Dictionary of National Biography, 1885-1900/Peacock, Thomas (1516?-1582?)

1084965Dictionary of National Biography, 1885-1900, Volume 44 — Peacock, Thomas (1516?-1582?)1895William Arthur Shaw

PEACOCK, THOMAS (1516?–1582?), president of Queens' College, Cambridge, born at Cambridge, about 1516, was son of Thomas Peacock, burgess of Cambridge, whose will, dated 1528, was proved in the court of the archdeacon of Ely in 1541. He was admitted fellow of St. John's College, Cambridge, in 1534, and graduated B.A. 1534–5, M.A. 1537, and B.D. 1554. He adhered to the old religion; and in the disturbance in St. John's College leading to the visitation by Thomas Goodrich [q. v.], the protestant bishop of Ely, on 5 April 1542, Peacock was one of the appellants (Baker, Hist. of St. John's, p. 116). He subsequently became chantry priest in St. Lawrence's Church, Ipswich, and rector of Nacton, and from 23 April 1554 to 1556 was prebendary of Norwich. On 1 April 1555 he signed the Roman catholic articles promoted by Dr. Atkynson and others (Lamb, Cambr. Documents, p. 175), and on 25 Oct. Thirlby, bishop of Ely, whose chaplain he was, presented him to the rectory of Downham, Cambridge. In 1556 he exchanged his Norwich prebend for one in Ely Cathedral. On the occasion of Cardinal Pole's visitation of the university (11 Jan. 1556–7) Peacock preached in Latin before the visitors in St. Mary's Church, ‘inveighing against heresyes and heretyckes as Bylney, Cranmer, Latimer, Ridley, &c.’ (Foxe, Acts and Monuments, viii. 266). On 31 Jan. 1558 he was presented by the bishop of Ely to the rectory of Barley in Hertfordshire, and on 23 Nov. of the same year was elected president of Queens' College, Cambridge.

Refusing to comply with the change of religion at the accession of Elizabeth, he lost all his preferments. He resigned the presidency of Queens' College on 1 July 1559, in order to avoid expulsion. He made various benefactions to the churchwardens of the parish of Holy Trinity (cf. Reports of the Charity Commissioners, xxxi. 72) and to the corporation of Cambridge. He died about 1582 (see Cooper, Annals of Cambr. ii. 366).

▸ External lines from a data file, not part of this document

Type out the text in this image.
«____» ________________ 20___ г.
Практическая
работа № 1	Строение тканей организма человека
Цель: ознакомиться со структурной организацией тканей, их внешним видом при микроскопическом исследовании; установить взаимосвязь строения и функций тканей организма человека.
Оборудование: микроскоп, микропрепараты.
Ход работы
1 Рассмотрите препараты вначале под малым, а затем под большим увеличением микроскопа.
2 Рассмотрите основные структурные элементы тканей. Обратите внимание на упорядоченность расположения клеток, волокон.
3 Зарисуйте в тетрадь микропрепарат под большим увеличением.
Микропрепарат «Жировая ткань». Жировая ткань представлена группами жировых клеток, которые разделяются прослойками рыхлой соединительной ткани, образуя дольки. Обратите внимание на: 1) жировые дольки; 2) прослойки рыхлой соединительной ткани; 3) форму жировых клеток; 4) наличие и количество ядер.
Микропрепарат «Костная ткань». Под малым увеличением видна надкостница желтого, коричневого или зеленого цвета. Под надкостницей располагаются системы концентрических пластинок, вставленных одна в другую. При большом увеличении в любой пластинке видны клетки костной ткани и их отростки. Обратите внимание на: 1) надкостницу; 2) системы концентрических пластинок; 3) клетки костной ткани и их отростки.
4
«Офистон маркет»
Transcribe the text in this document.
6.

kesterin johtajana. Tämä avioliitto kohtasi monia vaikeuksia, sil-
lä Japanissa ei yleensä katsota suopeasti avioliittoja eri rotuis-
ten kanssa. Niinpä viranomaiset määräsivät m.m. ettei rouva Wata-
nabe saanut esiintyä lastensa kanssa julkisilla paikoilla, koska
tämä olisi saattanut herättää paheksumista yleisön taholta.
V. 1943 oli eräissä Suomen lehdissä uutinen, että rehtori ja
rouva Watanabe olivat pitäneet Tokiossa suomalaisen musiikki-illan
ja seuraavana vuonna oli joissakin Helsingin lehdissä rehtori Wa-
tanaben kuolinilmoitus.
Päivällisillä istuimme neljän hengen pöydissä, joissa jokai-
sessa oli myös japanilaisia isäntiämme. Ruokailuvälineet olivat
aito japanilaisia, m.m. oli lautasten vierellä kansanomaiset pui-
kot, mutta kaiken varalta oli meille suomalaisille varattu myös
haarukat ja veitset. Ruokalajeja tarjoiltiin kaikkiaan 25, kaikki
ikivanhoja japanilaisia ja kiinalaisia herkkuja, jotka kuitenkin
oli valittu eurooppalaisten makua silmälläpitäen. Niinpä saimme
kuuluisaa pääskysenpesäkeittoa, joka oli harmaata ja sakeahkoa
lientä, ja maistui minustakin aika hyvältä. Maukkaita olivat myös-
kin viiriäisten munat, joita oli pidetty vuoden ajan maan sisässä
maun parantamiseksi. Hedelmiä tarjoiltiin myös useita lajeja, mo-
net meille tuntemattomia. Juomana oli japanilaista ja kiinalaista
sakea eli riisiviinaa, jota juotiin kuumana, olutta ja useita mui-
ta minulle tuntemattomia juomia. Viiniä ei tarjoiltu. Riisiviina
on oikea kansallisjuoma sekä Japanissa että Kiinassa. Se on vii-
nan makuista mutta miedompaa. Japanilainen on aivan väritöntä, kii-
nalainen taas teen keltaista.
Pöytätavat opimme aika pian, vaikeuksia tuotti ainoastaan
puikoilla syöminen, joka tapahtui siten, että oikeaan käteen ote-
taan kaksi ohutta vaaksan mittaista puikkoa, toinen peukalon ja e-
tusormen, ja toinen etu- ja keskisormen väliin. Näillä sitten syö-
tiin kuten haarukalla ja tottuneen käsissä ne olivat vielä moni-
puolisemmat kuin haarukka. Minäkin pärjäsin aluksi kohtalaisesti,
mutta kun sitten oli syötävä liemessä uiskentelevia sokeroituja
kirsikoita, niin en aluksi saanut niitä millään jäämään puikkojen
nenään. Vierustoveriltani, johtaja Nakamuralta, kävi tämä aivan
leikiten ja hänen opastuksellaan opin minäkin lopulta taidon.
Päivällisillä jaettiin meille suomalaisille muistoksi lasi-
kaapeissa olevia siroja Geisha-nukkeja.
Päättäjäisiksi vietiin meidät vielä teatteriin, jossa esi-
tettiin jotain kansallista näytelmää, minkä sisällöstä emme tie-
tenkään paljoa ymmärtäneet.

[Cooper's Athenæ Cantabr.; Blomefield's Norfolk, ii. 666; Cooper's Annals of Cambr. ii. 114, 366; James Bentham's Hist. and Antiq. of the Conventual and Cathedral Church of Ely, p. 260; Newcourt's Repertorium, i. 80; Rob. Clutterbuck's Hertfordshire, iii. 385; Addit. MS. 5808, p. 138; Cotton MS., Titus, c. x. 6; Baker's Hist. St. John's College, pp. 116, 335; Browne Willis's Cathedrals, ii. 387; State Papers, Dom., Eliz. 16 March 1559; Charity Comm. Reports, xxxi. 30, 72; Baker MS. xxx. 218, 253, 266.]